Hormone therapy alone for early-stage, low-grade endometrial carcinoma arising in young women has been reported occasionally in case reports or small series. However, a comprehensive guideline for selection, treatment, and follow-up is not available as yet.

METHODS

In the current study, the authors' evaluated the outcome of a cohort of young women with clinically diagnosed endometrial adenocarcinoma Stage IA, Grade 1 who were selected for fertility-preserving treatment by stringent staging procedures and treated in a standard protocol using combinations of megestrol acetate, tamoxifen, and gonadotropin-releasing hormone analog (GnRHa).

RESULTS

Nine eligible patients were treated between 1991 and 1999. The median age of the patients was 32 years (range, 30–39 years).

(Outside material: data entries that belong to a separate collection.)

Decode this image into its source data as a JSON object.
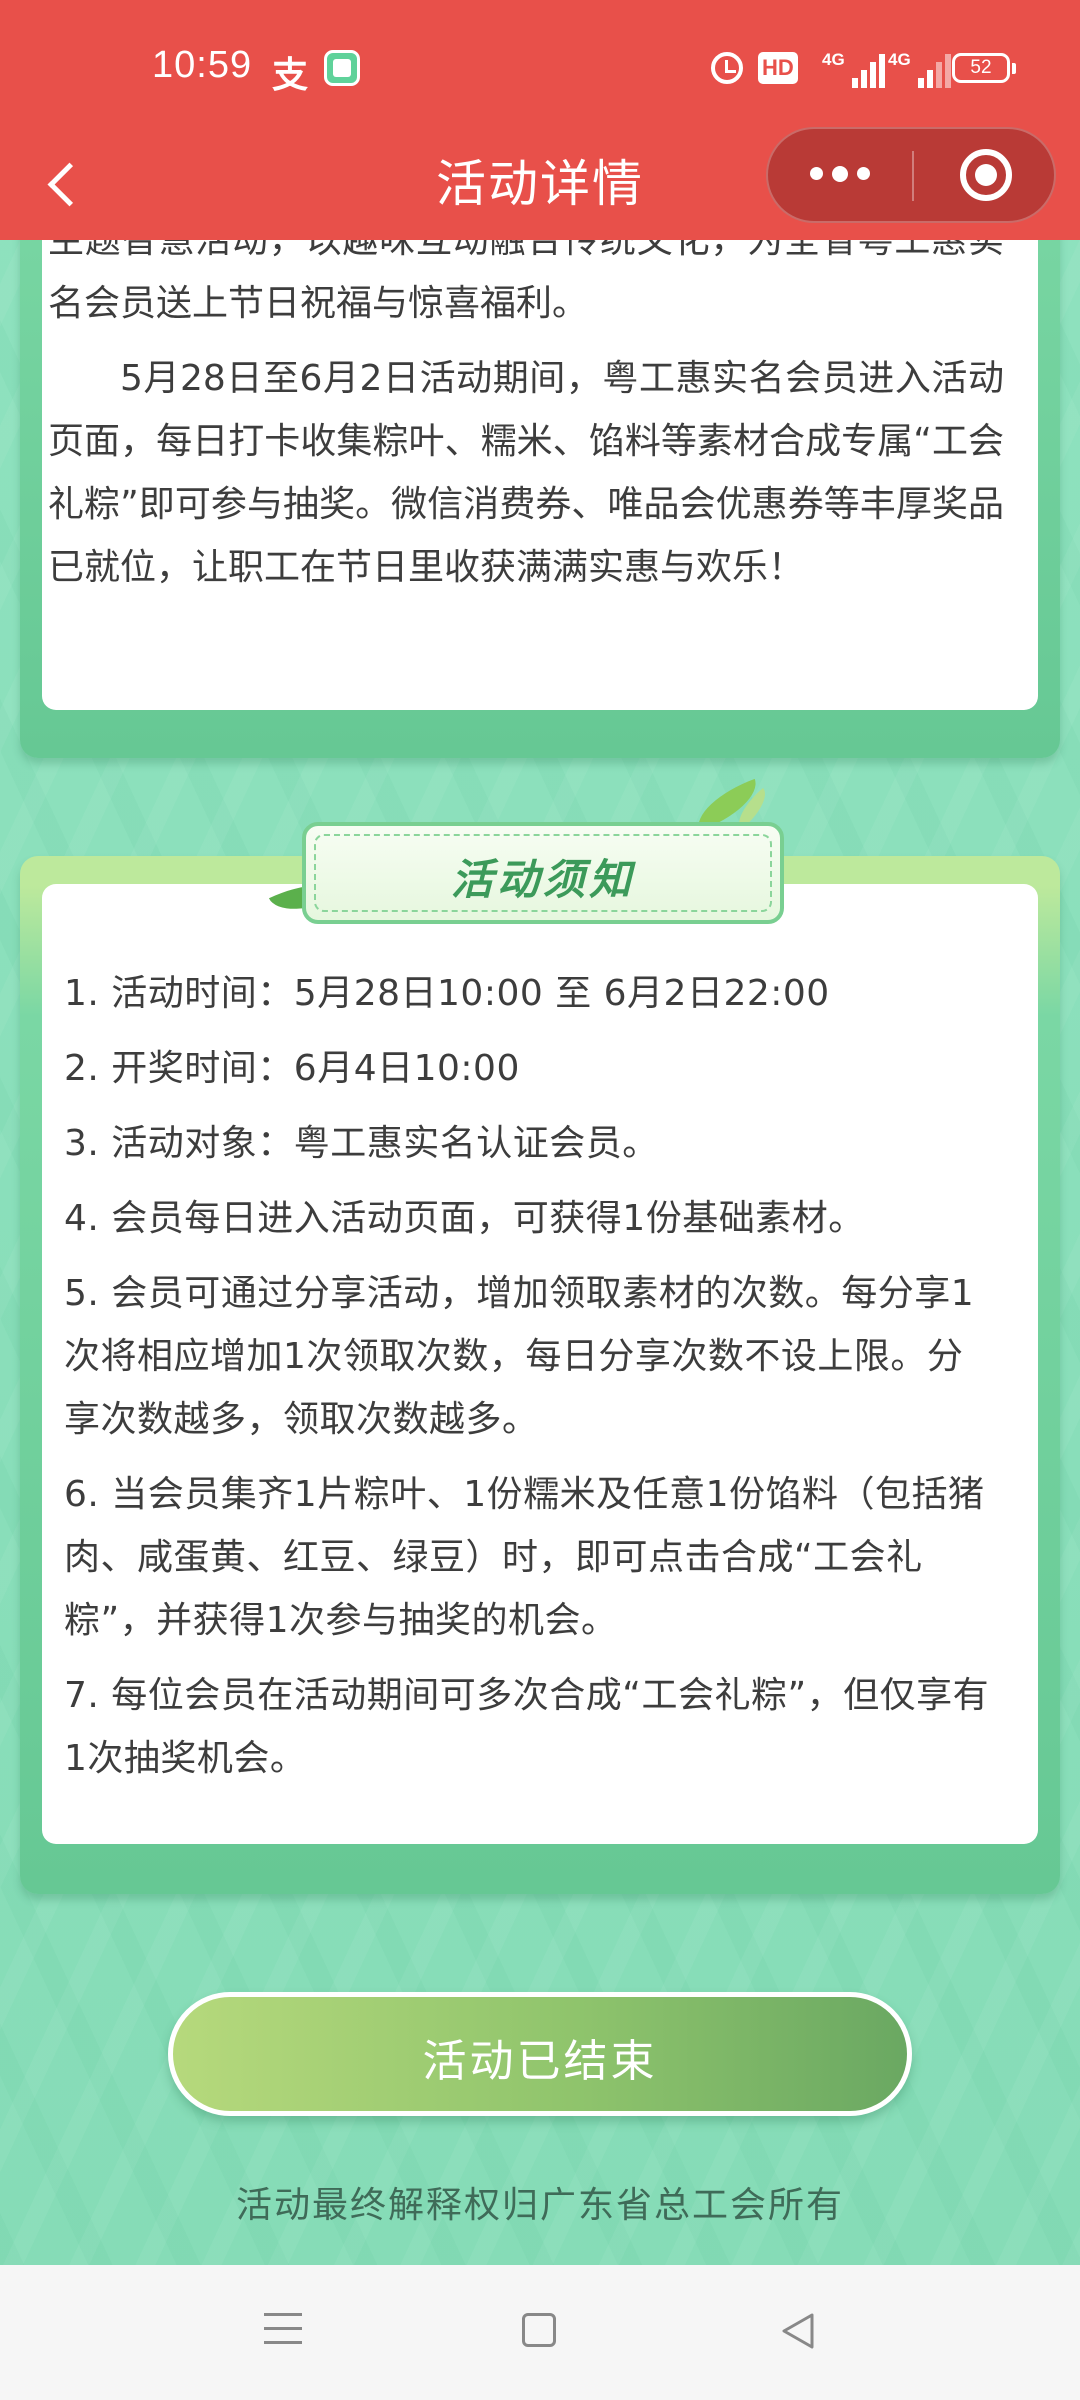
{
  "status_bar": {
    "time": "10:59",
    "battery": "52",
    "hd_badge": "HD",
    "signal_1": "4G",
    "signal_2": "4G",
    "icons": [
      "alipay-icon",
      "app-notification-icon",
      "alarm-icon",
      "hd-icon",
      "signal-icon",
      "signal-icon",
      "battery-icon"
    ]
  },
  "header": {
    "title": "活动详情",
    "back_icon": "chevron-left-icon",
    "more_icon": "more-dots-icon",
    "close_icon": "target-icon"
  },
  "intro": {
    "paragraph_1_cut": "主题智慧活动，以趣味互动融合传统文化，为全省粤工惠实名会员送上节日祝福与惊喜福利。",
    "paragraph_2": "5月28日至6月2日活动期间，粤工惠实名会员进入活动页面，每日打卡收集粽叶、糯米、馅料等素材合成专属“工会礼粽”即可参与抽奖。微信消费券、唯品会优惠券等丰厚奖品已就位，让职工在节日里收获满满实惠与欢乐！"
  },
  "notice": {
    "title": "活动须知",
    "rules": [
      "1. 活动时间：5月28日10:00 至 6月2日22:00",
      "2. 开奖时间：6月4日10:00",
      "3. 活动对象：粤工惠实名认证会员。",
      "4. 会员每日进入活动页面，可获得1份基础素材。",
      "5. 会员可通过分享活动，增加领取素材的次数。每分享1次将相应增加1次领取次数，每日分享次数不设上限。分享次数越多，领取次数越多。",
      "6. 当会员集齐1片粽叶、1份糯米及任意1份馅料（包括猪肉、咸蛋黄、红豆、绿豆）时，即可点击合成“工会礼粽”，并获得1次参与抽奖的机会。",
      "7. 每位会员在活动期间可多次合成“工会礼粽”，但仅享有1次抽奖机会。"
    ]
  },
  "action": {
    "ended_label": "活动已结束"
  },
  "footer": {
    "note": "活动最终解释权归广东省总工会所有"
  },
  "system_nav": {
    "icons": [
      "menu-icon",
      "home-icon",
      "back-triangle-icon"
    ]
  },
  "colors": {
    "header_red": "#e8504a",
    "page_green": "#8fe1bd",
    "card_frame_green": "#6fcf9b",
    "button_green": "#8fc46c",
    "title_green": "#3c9a5a"
  }
}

Of the 9 patients, 8 (88.9%) achieved complete remission after hormone therapy. Four patients had ever conceived (two patients had three term pregnancies and underwent consolidation hysterectomy after completion of family planning). Only one patient underwent hysterectomy for failure to respond, whose tumor was estrogen receptor (ER)/progesterone receptor (PgR) positive by immunostaining but negative by ligand-binding method. Another patient, whose tumor was ER negative/PgR positive, had residual carcinoma on the first assessment and achieved complete remission after replacement of tamoxifen with a GnRHa. Four responders later developed recurrent endometrial carcinoma. One underwent immediate hysterectomy. Two were successfully re-treated with hormone therapy, but the other did not respond and underwent hysterectomy. All nine patients have been alive without evidence of disease 25–113 (median, 69) months from initial diagnosis.

CONCLUSIONS

The treatment strategy described in the current study is feasible. A larger multicenter trial of fertility-preserving treatment is warranted for nulliparous young patients with well selected Stage I, Grade 1, endometrial adenocarcinoma. Cancer 2002;94:2192–8. © 2002 American Cancer Society.